DO have a long term financial goal
While you don’t need to have the rest of your life planned out in your early twenties itself, make sure that your personal finance philosophy does not hinder your overall life goals. If your end-goal is to become exceedingly wealthy, you need to know the ins and outs of smart investments. If you are someone who prioritizes safety and security, perhaps savings and various fixed assets should be the keystone of your finances. Take baby steps towards reaching that goal from as early an age as possible.
DO think about your credit score
A lot of people are determined to go through life debt-free. Vowing never to borrow money, they avoid taking credit cards or any kind of loan, choosing to rely on their savings for larger expenses like weddings, education etc.. However, buying your first home or vehicle without some financial assistance is impractical in this day and age. People who have never considered their credit record prior to their first major borrowal might find themselves at a great disadvantage in terms of longer processing periods, smaller loan values and even run the risk of their loan application being rejected. Owning a credit card with a high limit (which you don’t even need to use) will help you apply for larger loan values should the time come when you need it.

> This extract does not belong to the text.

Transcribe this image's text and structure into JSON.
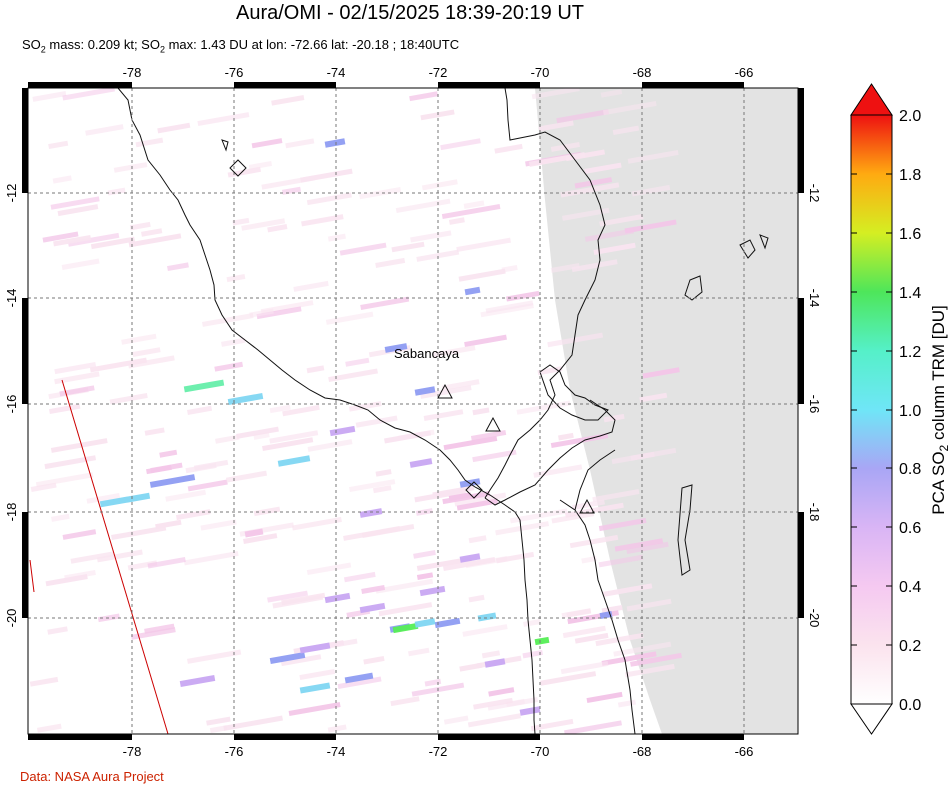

DON’T pay your monthly credit bill partially
There is absolutely nothing wrong with relying on a credit card to better manage your monthly finances. Not only can you break down large purchases into more manageable monthly instalments (possibly even interest-free), but you can even save money through cashback schemes and credit card offers. However, you should never give into the temptation of simply paying the minimum value on your credit card bill. A monthly credit card bill of Rs. 13,000 might have a very “reasonable” minimum payment of just Rs. 300 to entice customers into simply paying off the minimum amount. If you carry forward the balance (on which a huge interest will be charged) you are walking right into a debt trap where your payable amount will continue to grow exponentially until you have little to no hope of ever paying it off.
DON’T live life on borrowed money
With the number of credit facilities that are readily offered to customers these days, it is extremely tempting to upgrade your standard of living. Be it your bank overdraft, credit card, payday loans from OnCredit.lk or a quick spot from a friend, relying on borrowed money for non-essential items is a slippery slope indeed. If you are constantly borrowing money, using your salary to settle debts and borrowing again to manage your monthly expenses, urgently look for ways to break out of this cycle and increase your income.
DON’T take on debt responsibility
One lesson that people learn only when it’s too late is to never agree to be a guarantor to other people’s personal loans. While it might seem simple enough to do a favour for your well-off best friend with the assurance that they will nerve default on their personal loans, unless you are willing and able to undertake the responsibility of paying off their debts, never agree. In any situation where the loan-taker is unable to settle the debt, you will need to do so. If the loan-taker suddenly goes bankrupt, dies or simply defaults, your entire life will get turned upside down. As a rule of thumb, it is best to simply say no to becoming a guarantor for someone else’s personal loans.